Improved self adaptive differential evolution optimized BP neural network for short term entry passenger flow prediction in urban rail transit.
Journal:
Scientific reports
Published Date:
May 8, 2026
Abstract
To address the issues of traditional BP neural networks being prone to local optima and exhibiting limited prediction accuracy in short-term station entry passenger flow prediction for urban rail transit, this study proposes an intelligent prediction method based on Improved Self-Adaptive Differential Evolution optimized BP Neural Network (ISADE-BPNN). First, the research object is defined as hourly station entry passenger flow, with analysis of its spatiotemporal characteristics and primary influencing factors. Second, a passenger flow data collection platform is constructed using Service-Oriented Architecture (SOA), and missing data imputation is performed based on probabilistic statistical methods. Third, to overcome the limitations of the conventional differential evolution algorithm, including fixed parameters and susceptibility to premature convergence, three improvements are proposed: an adaptive parameter adjustment strategy based on evolutionary state, a hybrid mutation strategy incorporating the spatiotemporal characteristics of passenger flow, and a learning mechanism based on historical success information. Finally, a two-stage hybrid prediction framework integrating "ISADE global optimization + gradient descent local fine-tuning" is constructed.
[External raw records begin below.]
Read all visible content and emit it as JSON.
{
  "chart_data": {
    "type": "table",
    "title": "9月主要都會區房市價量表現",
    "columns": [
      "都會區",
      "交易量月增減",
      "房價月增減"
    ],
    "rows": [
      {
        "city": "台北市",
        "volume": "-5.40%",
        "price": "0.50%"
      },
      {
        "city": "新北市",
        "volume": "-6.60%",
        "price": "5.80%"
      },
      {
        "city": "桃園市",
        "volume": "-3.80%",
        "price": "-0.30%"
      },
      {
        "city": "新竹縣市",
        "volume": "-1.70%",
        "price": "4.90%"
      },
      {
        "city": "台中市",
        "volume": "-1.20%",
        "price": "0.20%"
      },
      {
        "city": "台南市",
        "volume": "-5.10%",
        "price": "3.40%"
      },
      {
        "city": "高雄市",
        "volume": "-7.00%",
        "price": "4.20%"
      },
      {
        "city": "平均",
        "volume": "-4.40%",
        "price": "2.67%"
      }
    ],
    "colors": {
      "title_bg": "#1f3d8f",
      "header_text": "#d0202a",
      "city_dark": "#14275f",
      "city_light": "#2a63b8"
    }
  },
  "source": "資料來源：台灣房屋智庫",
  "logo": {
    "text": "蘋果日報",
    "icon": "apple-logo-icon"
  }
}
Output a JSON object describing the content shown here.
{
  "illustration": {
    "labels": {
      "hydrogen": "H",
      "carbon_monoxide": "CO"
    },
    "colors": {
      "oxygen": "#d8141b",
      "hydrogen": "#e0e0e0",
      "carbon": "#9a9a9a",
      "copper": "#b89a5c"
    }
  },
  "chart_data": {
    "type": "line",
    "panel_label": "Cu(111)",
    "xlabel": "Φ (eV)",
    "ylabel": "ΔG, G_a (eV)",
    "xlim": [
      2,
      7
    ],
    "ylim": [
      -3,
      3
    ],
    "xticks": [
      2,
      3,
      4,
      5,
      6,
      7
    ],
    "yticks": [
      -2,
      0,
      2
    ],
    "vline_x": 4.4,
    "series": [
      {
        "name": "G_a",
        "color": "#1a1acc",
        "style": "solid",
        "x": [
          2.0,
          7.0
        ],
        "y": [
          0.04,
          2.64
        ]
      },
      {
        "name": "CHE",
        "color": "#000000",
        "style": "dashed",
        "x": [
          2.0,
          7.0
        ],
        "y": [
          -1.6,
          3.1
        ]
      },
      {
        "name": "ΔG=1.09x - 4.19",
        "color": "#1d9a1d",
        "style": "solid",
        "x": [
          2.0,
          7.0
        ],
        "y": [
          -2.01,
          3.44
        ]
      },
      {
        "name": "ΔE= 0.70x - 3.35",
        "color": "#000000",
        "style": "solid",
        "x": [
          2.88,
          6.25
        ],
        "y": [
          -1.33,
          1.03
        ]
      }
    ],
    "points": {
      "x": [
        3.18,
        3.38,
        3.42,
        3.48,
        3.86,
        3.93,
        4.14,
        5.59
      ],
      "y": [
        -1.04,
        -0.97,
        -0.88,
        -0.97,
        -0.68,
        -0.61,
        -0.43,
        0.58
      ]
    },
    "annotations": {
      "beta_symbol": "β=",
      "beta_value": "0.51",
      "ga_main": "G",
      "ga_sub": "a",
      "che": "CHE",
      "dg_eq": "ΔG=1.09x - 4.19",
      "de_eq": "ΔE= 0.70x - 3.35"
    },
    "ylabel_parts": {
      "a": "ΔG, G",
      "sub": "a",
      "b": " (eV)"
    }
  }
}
Using metro lines from a first-tier city in China as the experimental subject, a theoretical analysis of the adaptive parameter mechanism is provided, demonstrating its convergence properties through monotonic evolution factor behavior and bounded parameter ranges. The proposed method is compared with GA-BPNN, DE-BPNN, and representative deep learning baseline models including Long Short-Term Memory (LSTM) networks and Gated Recurrent Unit (GRU) networks. Experimental results demonstrate that The proposed ISADE-BPNN method achieves improved prediction accuracy over the selected baselines in the hourly entry passenger flow task, outperforming the selected baselines of DE-BPNN, GA-BPNN, LSTM, and GRU across both RMSE and MAE evaluation metrics. Ablation studies with comprehensive computational experiments isolate the contribution of each improvement module, including the adaptive parameter strategy, and the Wilcoxon rank-sum test confirms that the performance differences between the proposed method and all comparison methods are statistically significant (p < 0.05).